Ichneumonwasp has made several recent comments suggesting that Pixy's SRIP is actually some kind of (re-)definition of consciousness and that made me start looking further afield trying to find the source.
No, he didn't say that. It's no
re-definition. It is what people mean when they talk of consciousness, or at least, at the core of what they mean. What it is, is an
operational definition rather than a behavioural one.
I agree with many (if not all) of FUWR's (and others') criticisms of Pixy's posting/argument style. It's not realistic to expect newcomers to these forums (consciousness threads in particular) to have read everything that has come before, including all earlier threads where someone (Pixy for example) may have posted, and so there needs to be some repetition of key information or links back to the more important parts of "history".
My advice is to read
Godel, Escher, Bach. If you're a programmer (except apparently for Westprog), you'll alrady understand. If you're not a programmer, there is a huge amount of groundwork to establish first.

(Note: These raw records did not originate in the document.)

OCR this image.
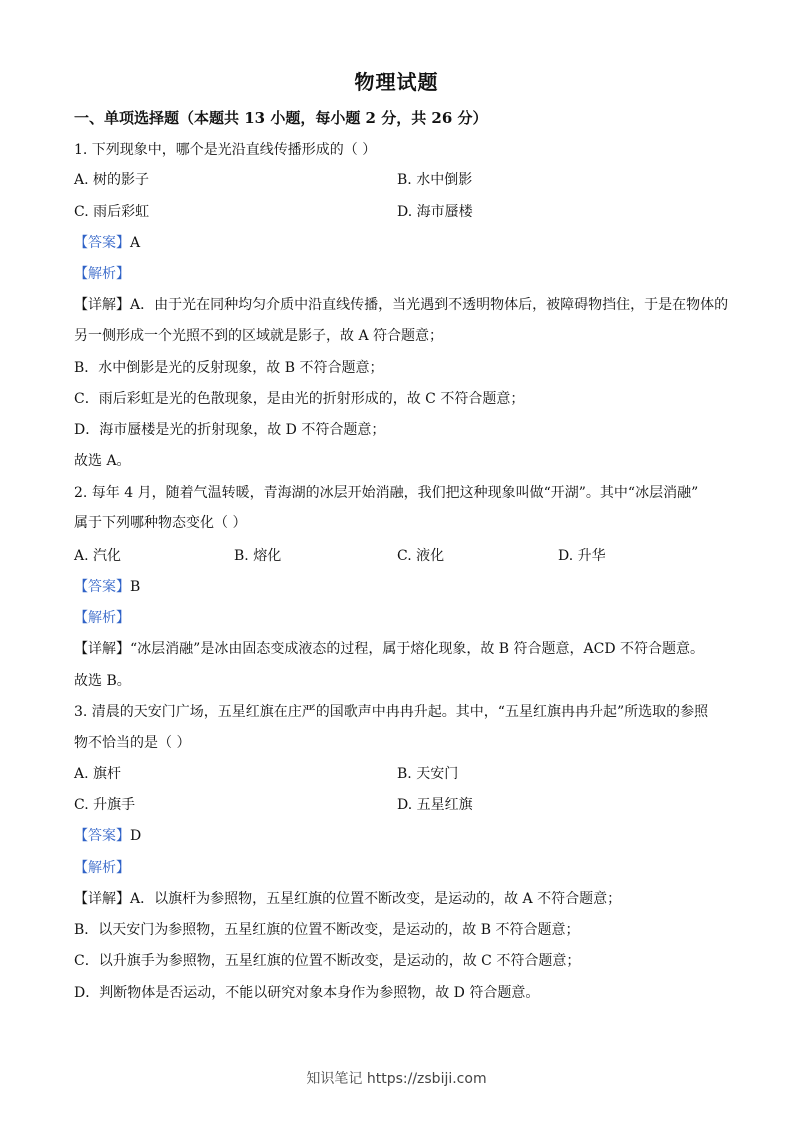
物理试题
一、单项选择题（本题共 13 小题，每小题 2 分，共 26 分）
1. 下列现象中，哪个是光沿直线传播形成的（ ）
A. 树的影子	B. 水中倒影
C. 雨后彩虹	D. 海市蜃楼
【答案】A
【解析】
【详解】A．由于光在同种均匀介质中沿直线传播，当光遇到不透明物体后，被障碍物挡住，于是在物体的
另一侧形成一个光照不到的区域就是影子，故 A 符合题意；
B．水中倒影是光的反射现象，故 B 不符合题意；
C．雨后彩虹是光的色散现象，是由光的折射形成的，故 C 不符合题意；
D．海市蜃楼是光的折射现象，故 D 不符合题意；
故选 A。
2. 每年 4 月，随着气温转暖，青海湖的冰层开始消融，我们把这种现象叫做“开湖”。其中“冰层消融”
属于下列哪种物态变化（ ）
A. 汽化	B. 熔化	C. 液化	D. 升华
【答案】B
【解析】
【详解】“冰层消融”是冰由固态变成液态的过程，属于熔化现象，故 B 符合题意，ACD 不符合题意。
故选 B。
3. 清晨的天安门广场，五星红旗在庄严的国歌声中冉冉升起。其中，“五星红旗冉冉升起”所选取的参照
物不恰当的是（ ）
A. 旗杆	B. 天安门
C. 升旗手	D. 五星红旗
【答案】D
【解析】
【详解】A．以旗杆为参照物，五星红旗的位置不断改变，是运动的，故 A 不符合题意；
B．以天安门为参照物，五星红旗的位置不断改变，是运动的，故 B 不符合题意；
C．以升旗手为参照物，五星红旗的位置不断改变，是运动的，故 C 不符合题意；
D．判断物体是否运动，不能以研究对象本身作为参照物，故 D 符合题意。
知识笔记 https://zsbiji.com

Godel, Escher, Bach establishes that groundwork in a way that is accessible to the layman.
If you read this Pixy, you may believe your meaning is clear when you repetitively and baldly post something like "Conscious is Self-Referential Information Processing" but in my opinion it is not. To me (at least for the first few readings) it sounded like some kind of strident conclusion without any real argument to back it up, but now I see that you are simply repeating the definition you have chosen to use (X years ago?). Do you have a pointer to where you first gave (and perhaps argued for?) this definition?
Probably around 2002 or 2003, and those posts have probably been purged by now (a lot of the old posts got purged a few years back).
Mind you, I have explained this literally
hundreds of times, right here in the R&P section. Malerin, AkuManiMani, Westprog and the rest of the gang have all seen it dozens of times, though they still invariably fail to address what I've actually said. The people who accept computationalism accept my definition, at least as a starting point for further development; the people who don't accept computationalism never raise coherent or apposite objections, so I get tired of restating my position and explaining their errors.
Actually, Rocketdodger had a thread that covered it in more detail than I ever have, so it might be best to look for those.
I have to add (again, for the multiple-hundredth time) that this is not
my definition, and I doubt even the wording originated with me. It is a distillation of what people mean when they say consciousness, via the fields of computer science and neuroscience, principally through the writings of Daniel Dennett and Douglas Hofstadter.